La “cappuccino-art”, l’arte di servire un cappuccino con un’immagine artistica disegnata nella schiuma, non è certo una cosa nuova per i baristi italiani, che di queste cose sono esperti. Ci sono anche delle vere e proprie gare nazionali e internazionali.
Ma spesso al bar si limitano a tratteggiare magari un fiore o un cuore nel velo di cacao, con il quale ricoprono la bevanda caffeinata.

Fantasie – Ora però, con la diffusione mondiale del gusto (e del nome) italiano del “cappuccino”, arriva da vari paesi un’iniezione di creatività, ammiratissima, tanto da finire in qualche caso sui giornali. Il New York Post ha segnalato con ammirazione un barista cinese, soprannominato “il Leonardo Da Vinci dell’espresso”.
Si tratta di Sammy Lin, che lavora in un ristorante italiano di Manhattan. Cresciuto a Fuzhou, nel sud della Cina, come insegnante di musica, Lin si è reinventato appena giunto a New York, mettendosi subito dietro ad una macchina da espresso nel noto e apprezzato ristorante italiano, La Bottega del Vino (sulla 59esima strada), dove ha scatenato la sua vena artistica, conquistando anche i critici più severi con la creazione di figure straordinarie sul “volto” del cappuccino.
Monnalisa – Lin disegna leoni, scimmiette, lune, soli, simboli cinesi, fantasmini, arcobaleni, draghi, orsetti, di tutto insomma, producendo un numero record pari a 700 espressi e cappuccini al giorno.

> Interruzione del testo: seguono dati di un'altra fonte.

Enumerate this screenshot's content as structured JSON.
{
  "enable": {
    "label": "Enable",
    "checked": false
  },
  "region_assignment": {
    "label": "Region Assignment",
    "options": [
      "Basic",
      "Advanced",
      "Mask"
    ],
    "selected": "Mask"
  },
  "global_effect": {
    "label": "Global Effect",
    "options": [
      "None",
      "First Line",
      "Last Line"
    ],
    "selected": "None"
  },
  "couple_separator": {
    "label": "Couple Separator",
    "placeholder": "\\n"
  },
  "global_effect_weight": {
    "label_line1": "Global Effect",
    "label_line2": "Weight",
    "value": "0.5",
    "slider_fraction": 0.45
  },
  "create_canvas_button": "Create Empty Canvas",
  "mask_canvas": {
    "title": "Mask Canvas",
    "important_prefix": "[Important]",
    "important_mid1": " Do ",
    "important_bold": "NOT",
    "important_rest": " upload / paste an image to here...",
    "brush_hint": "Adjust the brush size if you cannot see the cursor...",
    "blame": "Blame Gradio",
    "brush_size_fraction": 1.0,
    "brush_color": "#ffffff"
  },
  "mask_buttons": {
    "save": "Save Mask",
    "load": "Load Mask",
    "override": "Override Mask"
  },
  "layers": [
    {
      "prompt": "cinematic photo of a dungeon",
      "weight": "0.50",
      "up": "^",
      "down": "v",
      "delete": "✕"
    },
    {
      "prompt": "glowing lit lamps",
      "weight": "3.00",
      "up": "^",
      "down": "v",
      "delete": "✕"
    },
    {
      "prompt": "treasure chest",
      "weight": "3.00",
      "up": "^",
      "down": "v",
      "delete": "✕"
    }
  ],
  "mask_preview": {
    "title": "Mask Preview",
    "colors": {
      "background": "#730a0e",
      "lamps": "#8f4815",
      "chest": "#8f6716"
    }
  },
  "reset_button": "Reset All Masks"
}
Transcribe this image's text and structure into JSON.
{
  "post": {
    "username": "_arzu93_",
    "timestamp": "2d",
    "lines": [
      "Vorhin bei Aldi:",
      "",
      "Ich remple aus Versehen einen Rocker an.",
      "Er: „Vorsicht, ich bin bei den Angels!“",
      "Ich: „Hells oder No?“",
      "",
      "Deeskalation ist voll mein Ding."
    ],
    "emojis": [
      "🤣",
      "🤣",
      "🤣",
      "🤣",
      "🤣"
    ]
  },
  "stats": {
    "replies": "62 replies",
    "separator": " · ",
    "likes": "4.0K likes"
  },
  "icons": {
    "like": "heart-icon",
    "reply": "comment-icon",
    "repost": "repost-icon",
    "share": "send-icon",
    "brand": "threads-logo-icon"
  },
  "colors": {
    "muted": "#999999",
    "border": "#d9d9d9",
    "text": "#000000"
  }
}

La presentazione dei suoi capolavori, sul Daily Mail inglese, ha suscitato grande ammirazione, ma Lin è modesto e dice: “Mi ha insegnato tutto Lorenzo, il barista che c’era prima di meAll’inizio ho ricevuto parecchie lamentele, ma poi ho imparato tutte le sottigliezze di questo mestiere: la schiuma, la grana del caffè, il vapore.”. Ma come fa Sammy a decidere cosa disegnare? “Dipende soprattutto da quanto tempo ho. Un fiore o una foglia prendono 5 secondi, ma se devo fare la faccia di una scimmia ci vogliono almeno 20 secondi. Dipende anche da che cosa mi chiede il cliente. Se vuole un cappuccino, disegno nella schiuma di latte, spesso con il cacao; mentre se mi chiedono un latte, disegno invece nella schiuma scura“.

Al New York Post, Lin ha poi raccontato qual è stato, finora, il disegno più particolare che gli è capitato di fare: “Un giorno mi hanno chiesto se potevo far sorridere la Mona Lisa. Nemmeno Leonardo c’è riuscito, ma io nel mio cappuccino ce l’ho fatta!”.